Bob Jake

Personal information
- Born: January 9, 1923 Milwaukee, Wisconsin, US
- Died: November 30, 2013 (aged 90) Yountville, California, US

Career information
- College: Northwestern (1942–1943); Vermont (1946–1947);
- BAA draft: 1947: 2nd round, 16th overall pick
- Drafted by: Baltimore Bullets

Career history
- 1947–1948: Glens Falls Commodores
- Stats at Basketball Reference

= Bob Jake =

American basketball player

Robert John Jake (January 9, 1923 – November 30, 2013) was an American basketball player and doctor. Jake played basketball for both Northwestern and Vermont and was the 16th overall selection by the Baltimore Bullets in the 1947 BAA Draft, the forerunner to the NBA.

==Playing career==
A native of Milwaukee, Wisconsin, Jake attended Milwaukee University School, now known as University School of Milwaukee, where he set school records in basketball for scoring. Jake was also an accomplished tennis player, securing the National Boys Singles and Doubles Tennis Championships in 1938. He went on to be the #1 ranked boys' tennis player in the nation in 1939. Jake then attended Northwestern University where he lettered in basketball and tennis from 1942 to 1943. He volunteered for the United States Army during World War II in 1943, where he served stateside and studied medicine at the University of Vermont. After the war, Jake lettered for his final season at Vermont, finishing second on the team in scoring behind fellow BAA draft pick Larry Killick helping the Catamounts to a 19–3 record and Yankee Conference regular season title under coach John C. Evans. The 19 wins was a school record until the 2001–02 season.
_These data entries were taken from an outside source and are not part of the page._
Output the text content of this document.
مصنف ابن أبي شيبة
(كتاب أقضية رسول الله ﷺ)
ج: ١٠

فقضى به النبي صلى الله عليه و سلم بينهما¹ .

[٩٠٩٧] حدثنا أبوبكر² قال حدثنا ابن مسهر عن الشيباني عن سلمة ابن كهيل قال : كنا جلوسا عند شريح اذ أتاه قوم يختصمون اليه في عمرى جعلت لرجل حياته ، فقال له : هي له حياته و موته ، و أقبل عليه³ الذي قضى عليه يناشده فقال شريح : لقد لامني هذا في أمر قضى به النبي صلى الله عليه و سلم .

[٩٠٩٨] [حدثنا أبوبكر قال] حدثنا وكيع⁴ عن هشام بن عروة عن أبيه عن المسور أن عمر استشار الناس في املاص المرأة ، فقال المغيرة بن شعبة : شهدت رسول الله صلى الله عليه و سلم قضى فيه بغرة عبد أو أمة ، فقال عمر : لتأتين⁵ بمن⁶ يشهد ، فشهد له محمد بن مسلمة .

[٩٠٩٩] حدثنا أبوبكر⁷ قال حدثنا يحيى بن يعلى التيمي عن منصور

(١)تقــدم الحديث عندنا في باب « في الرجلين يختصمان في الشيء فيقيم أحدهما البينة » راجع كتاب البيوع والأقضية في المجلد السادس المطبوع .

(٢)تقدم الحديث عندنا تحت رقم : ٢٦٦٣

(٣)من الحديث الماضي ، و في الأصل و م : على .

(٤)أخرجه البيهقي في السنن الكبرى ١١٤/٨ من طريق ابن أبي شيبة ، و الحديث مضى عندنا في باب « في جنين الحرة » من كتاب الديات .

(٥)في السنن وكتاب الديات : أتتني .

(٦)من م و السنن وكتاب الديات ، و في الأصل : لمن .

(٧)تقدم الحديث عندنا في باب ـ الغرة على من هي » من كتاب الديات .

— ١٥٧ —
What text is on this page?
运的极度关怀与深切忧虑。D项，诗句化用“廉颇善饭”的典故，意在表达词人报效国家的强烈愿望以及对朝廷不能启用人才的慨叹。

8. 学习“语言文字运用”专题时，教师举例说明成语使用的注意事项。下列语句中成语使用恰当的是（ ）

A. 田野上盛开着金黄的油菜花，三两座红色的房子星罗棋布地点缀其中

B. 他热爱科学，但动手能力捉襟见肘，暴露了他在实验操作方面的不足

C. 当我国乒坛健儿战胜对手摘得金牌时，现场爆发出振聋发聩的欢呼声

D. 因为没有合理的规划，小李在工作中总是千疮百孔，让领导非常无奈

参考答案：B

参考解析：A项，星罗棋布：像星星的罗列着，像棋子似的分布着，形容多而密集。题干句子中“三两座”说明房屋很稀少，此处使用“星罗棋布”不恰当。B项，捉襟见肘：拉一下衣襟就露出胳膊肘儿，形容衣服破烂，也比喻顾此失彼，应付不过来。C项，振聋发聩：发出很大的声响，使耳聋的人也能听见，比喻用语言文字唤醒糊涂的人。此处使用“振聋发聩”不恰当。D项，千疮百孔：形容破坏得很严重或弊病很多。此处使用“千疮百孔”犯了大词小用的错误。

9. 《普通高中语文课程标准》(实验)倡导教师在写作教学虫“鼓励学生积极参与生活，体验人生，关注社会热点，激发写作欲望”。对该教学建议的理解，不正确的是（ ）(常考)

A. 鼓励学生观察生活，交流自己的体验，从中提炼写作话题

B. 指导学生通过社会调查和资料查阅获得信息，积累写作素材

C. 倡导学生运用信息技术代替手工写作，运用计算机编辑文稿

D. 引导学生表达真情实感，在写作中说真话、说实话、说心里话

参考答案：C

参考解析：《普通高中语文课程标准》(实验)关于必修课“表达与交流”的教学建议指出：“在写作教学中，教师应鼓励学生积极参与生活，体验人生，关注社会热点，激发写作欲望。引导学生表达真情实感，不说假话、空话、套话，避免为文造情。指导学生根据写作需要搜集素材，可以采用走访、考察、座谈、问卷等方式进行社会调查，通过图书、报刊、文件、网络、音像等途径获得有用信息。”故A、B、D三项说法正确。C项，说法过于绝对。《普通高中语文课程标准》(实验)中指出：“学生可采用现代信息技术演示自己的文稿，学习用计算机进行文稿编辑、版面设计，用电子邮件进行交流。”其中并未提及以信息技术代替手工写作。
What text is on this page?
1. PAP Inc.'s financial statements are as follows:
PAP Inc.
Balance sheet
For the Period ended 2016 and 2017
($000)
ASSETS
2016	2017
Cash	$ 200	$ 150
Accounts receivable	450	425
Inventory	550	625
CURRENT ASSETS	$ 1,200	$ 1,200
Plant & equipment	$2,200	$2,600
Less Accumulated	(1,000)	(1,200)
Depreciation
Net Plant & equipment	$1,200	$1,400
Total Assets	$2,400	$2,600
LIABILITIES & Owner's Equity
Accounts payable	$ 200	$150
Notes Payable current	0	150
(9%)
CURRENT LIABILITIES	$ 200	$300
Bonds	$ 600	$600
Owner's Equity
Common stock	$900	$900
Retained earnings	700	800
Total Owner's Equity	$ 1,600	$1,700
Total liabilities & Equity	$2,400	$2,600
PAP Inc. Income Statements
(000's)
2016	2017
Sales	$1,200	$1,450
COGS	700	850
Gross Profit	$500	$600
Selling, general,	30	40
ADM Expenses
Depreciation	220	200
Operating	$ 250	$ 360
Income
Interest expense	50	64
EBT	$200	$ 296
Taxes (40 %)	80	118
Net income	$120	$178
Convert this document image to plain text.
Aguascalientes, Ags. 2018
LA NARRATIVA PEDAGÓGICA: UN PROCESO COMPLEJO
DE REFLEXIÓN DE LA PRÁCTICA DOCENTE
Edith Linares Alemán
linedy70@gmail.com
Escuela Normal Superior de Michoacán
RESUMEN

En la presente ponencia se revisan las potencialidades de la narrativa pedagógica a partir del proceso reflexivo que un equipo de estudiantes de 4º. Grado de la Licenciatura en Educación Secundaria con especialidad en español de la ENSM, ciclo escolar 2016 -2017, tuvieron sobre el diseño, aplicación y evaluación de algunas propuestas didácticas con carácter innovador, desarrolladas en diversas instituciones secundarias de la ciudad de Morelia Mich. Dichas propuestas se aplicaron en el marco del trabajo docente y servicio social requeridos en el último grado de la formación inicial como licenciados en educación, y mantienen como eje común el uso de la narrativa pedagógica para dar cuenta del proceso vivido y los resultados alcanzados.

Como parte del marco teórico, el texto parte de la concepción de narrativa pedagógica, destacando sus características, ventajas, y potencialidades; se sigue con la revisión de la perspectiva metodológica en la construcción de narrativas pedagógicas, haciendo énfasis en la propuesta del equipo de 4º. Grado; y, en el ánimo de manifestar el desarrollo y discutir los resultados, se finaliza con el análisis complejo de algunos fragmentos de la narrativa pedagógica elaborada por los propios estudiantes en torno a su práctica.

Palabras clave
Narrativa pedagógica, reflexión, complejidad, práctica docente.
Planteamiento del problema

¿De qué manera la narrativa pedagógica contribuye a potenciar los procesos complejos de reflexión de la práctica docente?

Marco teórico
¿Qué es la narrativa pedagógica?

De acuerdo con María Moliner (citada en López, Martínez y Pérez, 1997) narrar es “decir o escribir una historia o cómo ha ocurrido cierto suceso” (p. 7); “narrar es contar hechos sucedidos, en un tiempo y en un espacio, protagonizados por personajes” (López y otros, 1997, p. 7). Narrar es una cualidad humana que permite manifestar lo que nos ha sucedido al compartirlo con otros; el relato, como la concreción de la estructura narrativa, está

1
Jake was also a standout in doubles tennis at Vermont, as he and partner Hammond "Hammy" Livingston went 9–0 in 1949 to win the New England Championships.

Selected 16th overall in the BAA Draft to the Baltimore Bullets in 1947, Jake never suited up for the team, but did play in the semi-professional New York State Professional Basketball League for the 1947–48 season with the Glens Falls Commodores, alongside UVM teammate Killick. He and Killick remain the only two University of Vermont products to be taken in a major basketball league draft.

==After basketball==
Jake completed his medical residency in Milwaukee, and also served as an Army doctor during the Korean War in 1952. In 1955, he began his medical career in California, where he practiced until 1996. Jake died on November 30, 2013, in Yountville, California.